In a follow up email received on Thursday, State Police spokesman David Procopio said the operation was initiated by the State Police. “We routinely request the assistance of the National Guard in these operations,” Mr. Procopio said in an email to The Times. “Our Narcotics Inspection Section conducts these operations regularly across the state. We utilize a trained spotter in a helicopter to search for marijuana grow sites. Once one is located, the spotter directs ground units to the plants, which are confiscated and taken by State Police for eventual destruction. These seizures occasionally result in criminal prosecutions, but many times do not, if the plants are seized from rural or wooded areas that can be accessed by many people (as opposed to just growing in some homeowner’s backyard).”
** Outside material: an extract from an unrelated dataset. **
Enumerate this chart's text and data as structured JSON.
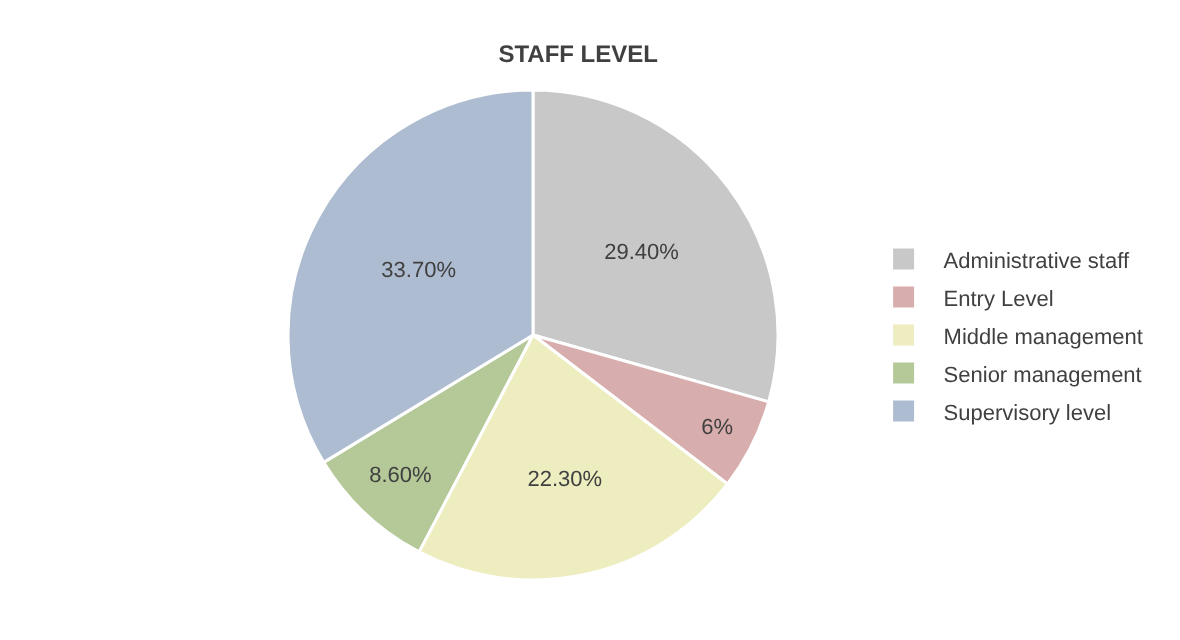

Mr. Procopio said State Police seized 392 plants, “which are slated for destruction as part of our next narcotics burn.”

Although the helicopter was parked at Martha’s Vineyard Airport last Tuesday night, there are no records of landing fees or fuel purchases paid by a government agency, according to airport manager Ann Crook.

Ms. Crook said she had not been forewarned about the mission. “I only heard about it when my phone started lighting up,” she said.

“I had not heard about it happening in Massachusetts this summer, but I’m not that surprised,” Bill Downing, spokesman for MassCan/NORML, a legalization advocacy group, told The Times. “The idea we’re so frivolously spending money on marijuana interdiction, especially now when it’s about to be rolled back, is extremely frustrating. How many books or school lunches could have been bought instead of having these plants ripped up?”

Mr. Downing suggested the mission might have originated with district attorneys and/or prosecutors who strongly oppose legalization. He cited Cape and Islands District Attorney Michael O’ Keefe as one of its strongest opponents.

However, Mr. O’ Keefe told The Times that the order did not come from his office. “I didn’t know anything about it,” he said. “The DEA and State Police do this across the state on a regular basis. That’s what the DEA does; they interdict illegal drugs.”

Mr. O’Keefe said he had no personal opinion whether the two-day mission was a good use of state and federal resources. “My opinion doesn’t matter,” he said.

Correction – A previous version of this article incorrectly stated that the Bay State Repeal Initiative No. 15-23, was on this November’s ballot. The story has also been updated to include information provided by the State Police with respect to how the mission originated.